Il faut dire que nous sommes perçues comme assez peu dangereuses, entre les accusations folkloriques d'hystérie et une perception fantasmée de nos activités, à mi chemin entre le macramé et l'écriture de magazines féminins.
Les féministes seraient au fond, pour le pouvoir dominant, d'aimables pétroleuses qui auraient quelques petites activités qui les occupent ce qui évite qu'elles ne s'ennuient.
En revanche les choses changent lorsque ce sont d'autres minorités (on entendra ici minorité au sens politique du terme) qui se regroupent. On pensera ainsi au fameux "lobby LGBT" qui n'existe que dans la tête de quelques allumés, aux musulmans, aux juifs, aux noirs, aux arabes etc. Pour la plupart d'entre eux ces minorités là sont vues comme dangereuses ; les "LGBT" auraient le pouvoir de détruire la civilisation, rien de moins. Les juifs posséderaient de mystérieux groupes occultes qui gouverneraient le monde. Les arabes sont, comme tout le monde le sait, assez vicieux et prêts à vous planter un couteau dans le dos. Les musulmans ressemblent aux juifs ; ils s'apprêtent à acheter la France entière en commençant par les clubs de foot. Les noirs ont une force physique démesurée (de gros costauds n'est ce pas) qui les rend difficilement contrôlables. Ces représentations fantasmées des nouvelles "classes laborieuses, classes dangereuses" ont profondément imprégné nos esprits au point que tout groupement de minorités soit qualifié, sans que jamais nous nous questionnons, de communautarisme. Tous les lieux de pouvoir sont blancs et catho-laïcs et pourtant ce seront des militants  noirs devant un théâtre qui représenteront un péril. Mais un péril pour qui exactement ?

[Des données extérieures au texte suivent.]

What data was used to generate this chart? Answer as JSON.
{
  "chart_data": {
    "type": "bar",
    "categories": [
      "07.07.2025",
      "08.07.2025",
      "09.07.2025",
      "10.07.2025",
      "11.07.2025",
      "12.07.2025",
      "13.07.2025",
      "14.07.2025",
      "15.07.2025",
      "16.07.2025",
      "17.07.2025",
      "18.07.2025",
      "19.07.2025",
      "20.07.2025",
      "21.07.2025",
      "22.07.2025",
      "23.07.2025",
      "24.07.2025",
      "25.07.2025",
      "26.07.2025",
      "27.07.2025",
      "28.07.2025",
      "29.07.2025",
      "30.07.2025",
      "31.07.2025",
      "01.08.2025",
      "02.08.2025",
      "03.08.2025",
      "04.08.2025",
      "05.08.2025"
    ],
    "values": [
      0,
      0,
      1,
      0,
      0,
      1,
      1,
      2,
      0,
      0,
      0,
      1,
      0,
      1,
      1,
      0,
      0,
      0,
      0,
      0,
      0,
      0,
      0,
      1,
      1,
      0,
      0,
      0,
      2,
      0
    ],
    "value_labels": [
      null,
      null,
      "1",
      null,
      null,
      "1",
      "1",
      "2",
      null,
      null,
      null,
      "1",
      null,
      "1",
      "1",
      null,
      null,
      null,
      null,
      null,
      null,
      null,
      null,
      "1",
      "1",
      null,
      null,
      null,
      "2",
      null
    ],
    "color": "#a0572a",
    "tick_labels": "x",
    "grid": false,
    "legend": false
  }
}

Les mouvements de femmes, à partir du moment où on les considère avant tout comme telles, ce qui n'est pas toujours le cas de femmes musulmanes par exemple, ne sont pas vues comme une opposition au pouvoir en place puisqu'on ne perçoit pas leurs intérêts comme opposés à ceux du pouvoir dominant. On va dire qu'on ne perçoit pas leurs intérêts tout court en fait ; le sexisme n'étant pas considéré comme une violence mais comme de simples maladresses qui n'auraient pas grande conséquence si les femmes voulaient bien y mettre du leur. Et surtout les femmes n'ont jamais été vues comme dangereuses (même si elles peuvent être vues tentatrices, perverses etc) à l'inverse des autres minorités. Qui oserait avouer avoir peur d'une femme ?

Les choses sont bien différentes lorsque d'autres minorités se regroupent afin de faire valoir leurs droits ce qui est exactement ce qui est en train de se passer lorsque l'accusation de communautarisme surgit.
Nous avons rêvé un universalisme que Delphy qualifiera ce "si particulier" en cela qu'il est surtout blanc, hétérosexuel et catho-laïc. L'universalisme - ce que d'aucuns appellent à tort l'humanisme qui consisterait en la défense de tous les humains - consiste avant tout en la défense de celles et ceux qui prétendent adhérer aux valeurs défendues par le pouvoir en place ; un libéralisme aimable qui s’appellerait socialisme.  Une laïcité qui préserverait l'héritage catholique en retirant le droit élémentaire et constitutionnel à certain-es d'exercer leur religion. Un universalisme qui ne verrait pas les couleurs de ses citoyens sauf quand ceux-ci s'avisent d'en dénoncer le racisme. Un universalisme qui défendrait les droits de tous surtout s'ils sont hommes, blancs, CSP+, cisgenres et hétérosexuels.

Mais alors qu'est ce que serait l'accusation de communautarisme à part la tentative délibérée, voulue que les minorités ne s'allient pas, ne réfléchissent pas à leur classe, n'acquièrent aucune conscience de classe et continuent benoîtement à attendre les quelques miettes que le pouvoir dominant voudra bien leur accorder.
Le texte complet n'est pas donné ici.